American author John Green’s young adult (YA) novel The Fault in Our Stars has been a bestselling juggernaut since its release in 2012. Green’s book was somewhat inspired by his friendship with Esther Earl, whose posthumous memoir This Star Won’t Go Out was released in January this year.
Fault tells the story of 16-year-old Hazel Grace, who has Stage 4 thyroid cancer and is forced to attend a support group. There, she meets Augustus Waters and her life changes. It’s been on the New York Times Bestsellers list for more than 61 weeks and the much-anticipated movie adaptation will be released in June.
Suffice to say, John Green and The Fault in Our Stars are kind of a big deal.
But the book has also sparked controversy, after a 2013 Daily Mail article by Tanith Carey described it as ‘mawkish at best, exploitative at worst.’ Carey took the Helen Lovejoy approach to teen literature which she believed ‘inadvertently glamorise[s] shocking life-and-death issues,’ pithily labelling such books ‘sick-lit’.
The film’s release will probably reopen concerned discussion around sick-lit, and not helping matters is the poster tagline: One Sick Love Story. John Green has come out in support of this gallows humour marketing, while also stressing that he did not choose it. It may be crass, but it seems appropriate that the book that ignited the sick-lit debate will have the final tongue-in-cheek say on the matter.

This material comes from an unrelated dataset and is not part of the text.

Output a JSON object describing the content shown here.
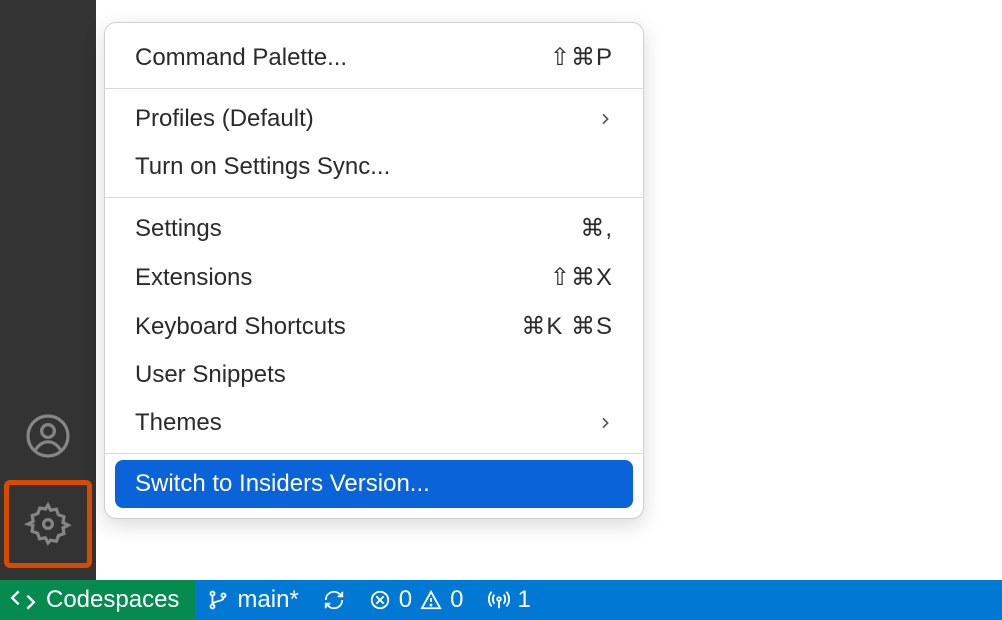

One author who is insulted by the sick-lit label is A.J. Betts. Betts’ YA novel Zac & Mia (Text Publishing, 2013) was lumped into the category by Sue Williams in her Sydney Morning Herald article ‘Art of darkness.’
Zac & Mia begins with two teenagers meeting in hospital; both are undergoing chemotherapy. Betts was partly inspired to write the book by her own experiences working as a teacher on the oncology ward at Princess Margaret Hospital in Western Australia.
Betts says of the sick-lit label, ‘It’s offensive to the students that I work with, and the many unwell teenagers around the world who struggle with illness. I wrote Zac & Mia because I’ve spent the last eight years teaching adolescents on a cancer ward, and I wanted to pay homage to their amazing courage, humour and friendships, and the perspectives they develop along the way. To suggest that sickness can be exploited as a genre is a cheap shot.’ Betts adds, ‘There’s nothing glorified about cancer – either in real life or in fiction. Cancer sucks. It’s the teenagers I wanted to glorify.’
Equally insulting is the suggestion that authors have a moral, even social, responsibility not to portray such harsh truths to young readers. ‘Young people already know of sickness: cancer, eating disorders, diabetes, mental health issues, etc.,’ Betts says. ‘What they might not know is how to be compassionate to others who are suffering, how to respond, and how to be grateful for their own health. Novels have the capacity to foster empathy and compassion.’
What Williams and Carey’s outraged articles fail to grasp is that, just as a person with cancer should not be defined by their illness, nor should these books. ‘I’ve had amazing feedback from parents and siblings of teenagers with cancer,’ says Betts. ‘They say it’s given them a real insight into how their family member was feeling, and how cancer changed their views, big and small. Reading the book emphasised that sickness doesn’t define them, and that the teenager strives for what all teenagers strive for – to be normal, and to be loved.’